I already saw several posts on this site which talk about this issue. However, I think my serious codes where overhead due to creation of threads and all should not be a big issue, have become much slower with open mp now! I am using a quad core machine with gfortran 4.6.3 as my compiler. Below is an example of a test code.
Program test
use omp_lib
integer*8 i,j,k,l
!$omp parallel
!$omp do
do i = 1,20000
do j = 1, 1000
do k = 1, 1000
l = i
enddo
enddo
enddo
!$omp end do nowait
!$omp end parallel
End program test
This code takes around 80 seconds if I run it without open mp, however, with open mp, it takes around 150 seconds. I have seen the same issue with my other serious codes whose runtime is around 5 minutes or so in serial mode. In those codes I am taking care that there are no dependencies from thread to thread.
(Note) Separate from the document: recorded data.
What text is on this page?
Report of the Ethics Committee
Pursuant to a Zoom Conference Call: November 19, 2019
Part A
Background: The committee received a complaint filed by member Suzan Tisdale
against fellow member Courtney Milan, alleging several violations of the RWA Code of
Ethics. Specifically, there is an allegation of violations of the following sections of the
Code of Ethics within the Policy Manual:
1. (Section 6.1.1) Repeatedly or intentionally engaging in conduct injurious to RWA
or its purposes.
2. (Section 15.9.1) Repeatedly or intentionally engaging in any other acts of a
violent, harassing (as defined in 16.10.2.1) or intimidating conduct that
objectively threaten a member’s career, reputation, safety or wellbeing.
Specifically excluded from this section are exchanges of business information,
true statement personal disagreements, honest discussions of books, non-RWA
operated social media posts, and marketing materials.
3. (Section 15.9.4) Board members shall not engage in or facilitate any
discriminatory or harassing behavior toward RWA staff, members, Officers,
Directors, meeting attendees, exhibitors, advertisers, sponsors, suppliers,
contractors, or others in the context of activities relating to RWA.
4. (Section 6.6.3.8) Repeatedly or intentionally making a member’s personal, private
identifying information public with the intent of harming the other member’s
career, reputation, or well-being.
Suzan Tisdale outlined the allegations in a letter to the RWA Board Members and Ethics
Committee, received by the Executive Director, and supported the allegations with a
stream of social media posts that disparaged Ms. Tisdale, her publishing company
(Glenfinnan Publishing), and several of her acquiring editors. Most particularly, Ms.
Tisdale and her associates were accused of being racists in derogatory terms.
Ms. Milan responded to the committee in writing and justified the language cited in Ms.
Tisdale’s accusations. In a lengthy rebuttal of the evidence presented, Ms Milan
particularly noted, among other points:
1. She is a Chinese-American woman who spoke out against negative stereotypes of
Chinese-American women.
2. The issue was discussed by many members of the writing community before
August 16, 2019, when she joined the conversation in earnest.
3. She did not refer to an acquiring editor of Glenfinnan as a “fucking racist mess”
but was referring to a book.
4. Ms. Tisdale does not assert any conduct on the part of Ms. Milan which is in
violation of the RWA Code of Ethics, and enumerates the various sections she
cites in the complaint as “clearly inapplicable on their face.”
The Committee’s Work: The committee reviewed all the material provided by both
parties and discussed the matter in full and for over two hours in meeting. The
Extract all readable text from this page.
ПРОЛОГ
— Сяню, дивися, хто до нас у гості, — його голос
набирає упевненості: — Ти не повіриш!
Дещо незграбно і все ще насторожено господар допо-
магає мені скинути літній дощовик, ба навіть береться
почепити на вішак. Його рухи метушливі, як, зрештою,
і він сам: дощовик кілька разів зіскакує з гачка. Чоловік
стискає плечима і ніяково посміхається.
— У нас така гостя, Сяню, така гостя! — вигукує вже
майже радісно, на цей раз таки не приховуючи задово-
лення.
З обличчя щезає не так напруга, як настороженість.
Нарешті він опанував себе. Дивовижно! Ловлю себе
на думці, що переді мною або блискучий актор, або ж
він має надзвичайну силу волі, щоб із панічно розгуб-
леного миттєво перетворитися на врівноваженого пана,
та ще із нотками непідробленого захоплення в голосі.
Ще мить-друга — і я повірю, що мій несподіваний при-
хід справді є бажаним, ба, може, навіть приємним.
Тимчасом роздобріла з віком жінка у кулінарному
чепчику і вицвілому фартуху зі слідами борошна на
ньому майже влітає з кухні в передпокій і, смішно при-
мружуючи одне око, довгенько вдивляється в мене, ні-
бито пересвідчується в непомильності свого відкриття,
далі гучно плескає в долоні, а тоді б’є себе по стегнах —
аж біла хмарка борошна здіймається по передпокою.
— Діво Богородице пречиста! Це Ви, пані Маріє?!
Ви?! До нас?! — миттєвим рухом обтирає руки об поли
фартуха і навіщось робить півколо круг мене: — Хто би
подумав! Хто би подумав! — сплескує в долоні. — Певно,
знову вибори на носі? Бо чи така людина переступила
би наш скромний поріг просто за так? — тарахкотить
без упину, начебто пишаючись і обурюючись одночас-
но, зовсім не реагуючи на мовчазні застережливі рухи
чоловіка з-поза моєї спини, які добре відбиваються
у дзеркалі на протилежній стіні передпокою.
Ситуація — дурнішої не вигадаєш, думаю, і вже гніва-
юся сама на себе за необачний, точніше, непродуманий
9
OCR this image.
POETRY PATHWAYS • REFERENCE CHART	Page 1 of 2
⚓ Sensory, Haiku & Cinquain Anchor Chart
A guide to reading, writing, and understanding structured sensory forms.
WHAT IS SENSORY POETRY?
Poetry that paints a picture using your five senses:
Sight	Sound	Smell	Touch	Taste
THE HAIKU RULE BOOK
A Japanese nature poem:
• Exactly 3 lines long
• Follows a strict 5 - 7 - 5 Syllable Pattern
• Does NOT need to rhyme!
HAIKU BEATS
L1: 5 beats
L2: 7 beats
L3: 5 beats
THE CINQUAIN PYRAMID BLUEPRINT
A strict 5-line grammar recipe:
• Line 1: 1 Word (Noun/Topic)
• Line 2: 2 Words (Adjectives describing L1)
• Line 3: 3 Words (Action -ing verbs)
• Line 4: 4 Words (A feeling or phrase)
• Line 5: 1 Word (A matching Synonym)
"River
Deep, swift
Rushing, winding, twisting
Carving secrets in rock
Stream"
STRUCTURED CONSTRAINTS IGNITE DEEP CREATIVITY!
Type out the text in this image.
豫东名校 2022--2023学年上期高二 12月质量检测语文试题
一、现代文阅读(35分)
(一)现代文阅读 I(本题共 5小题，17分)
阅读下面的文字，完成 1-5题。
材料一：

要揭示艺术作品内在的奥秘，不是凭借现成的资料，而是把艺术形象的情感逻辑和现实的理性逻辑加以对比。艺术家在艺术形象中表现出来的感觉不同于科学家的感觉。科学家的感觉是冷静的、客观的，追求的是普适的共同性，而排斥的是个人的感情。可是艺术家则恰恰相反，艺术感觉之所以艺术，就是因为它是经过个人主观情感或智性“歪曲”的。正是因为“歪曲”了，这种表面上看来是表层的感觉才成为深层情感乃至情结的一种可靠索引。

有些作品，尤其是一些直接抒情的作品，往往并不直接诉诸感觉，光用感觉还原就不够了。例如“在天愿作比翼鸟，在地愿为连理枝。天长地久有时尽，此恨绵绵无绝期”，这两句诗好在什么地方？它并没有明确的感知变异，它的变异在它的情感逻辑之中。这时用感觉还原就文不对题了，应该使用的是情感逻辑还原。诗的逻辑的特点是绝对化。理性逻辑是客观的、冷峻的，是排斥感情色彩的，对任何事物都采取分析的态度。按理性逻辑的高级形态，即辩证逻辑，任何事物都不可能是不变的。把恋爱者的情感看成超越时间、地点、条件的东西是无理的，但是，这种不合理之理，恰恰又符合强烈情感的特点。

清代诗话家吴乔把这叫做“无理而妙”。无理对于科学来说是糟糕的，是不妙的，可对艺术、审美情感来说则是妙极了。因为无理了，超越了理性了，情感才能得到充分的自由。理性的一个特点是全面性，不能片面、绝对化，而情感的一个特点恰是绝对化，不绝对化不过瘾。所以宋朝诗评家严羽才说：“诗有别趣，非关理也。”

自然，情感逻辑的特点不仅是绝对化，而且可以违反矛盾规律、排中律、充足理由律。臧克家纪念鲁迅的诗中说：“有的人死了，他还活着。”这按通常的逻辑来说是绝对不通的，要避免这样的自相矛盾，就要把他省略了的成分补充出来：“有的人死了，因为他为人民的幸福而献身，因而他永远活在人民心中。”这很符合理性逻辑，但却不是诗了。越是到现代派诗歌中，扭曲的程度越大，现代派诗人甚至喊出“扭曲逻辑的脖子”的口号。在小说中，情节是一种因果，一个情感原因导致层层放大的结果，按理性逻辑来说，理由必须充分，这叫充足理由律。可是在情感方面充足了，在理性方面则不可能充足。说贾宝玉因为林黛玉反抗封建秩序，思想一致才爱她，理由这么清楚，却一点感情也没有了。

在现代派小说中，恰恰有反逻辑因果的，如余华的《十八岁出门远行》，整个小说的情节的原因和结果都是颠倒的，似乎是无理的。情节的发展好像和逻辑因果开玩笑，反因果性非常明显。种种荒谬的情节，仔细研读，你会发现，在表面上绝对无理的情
Then why should these codes become slower instead of faster?
Thanks in advance.
You have a race condition, more threads are writing in the same shared l
. Thus the program is invalid, l
should be private
. It also leads to a slowdown because the threads invalidate the cache content the other cores have and the threads have to reload the memory content all the time. Similar thing happens when more threads use the same cache line and it is known as false sharing.
You also probably don't use any compiler optimizations. Enable them by -O2
-O3
, -O5
or -Ofast
. You will see that the program takes 0 seconds because the compiler optimizes everything out.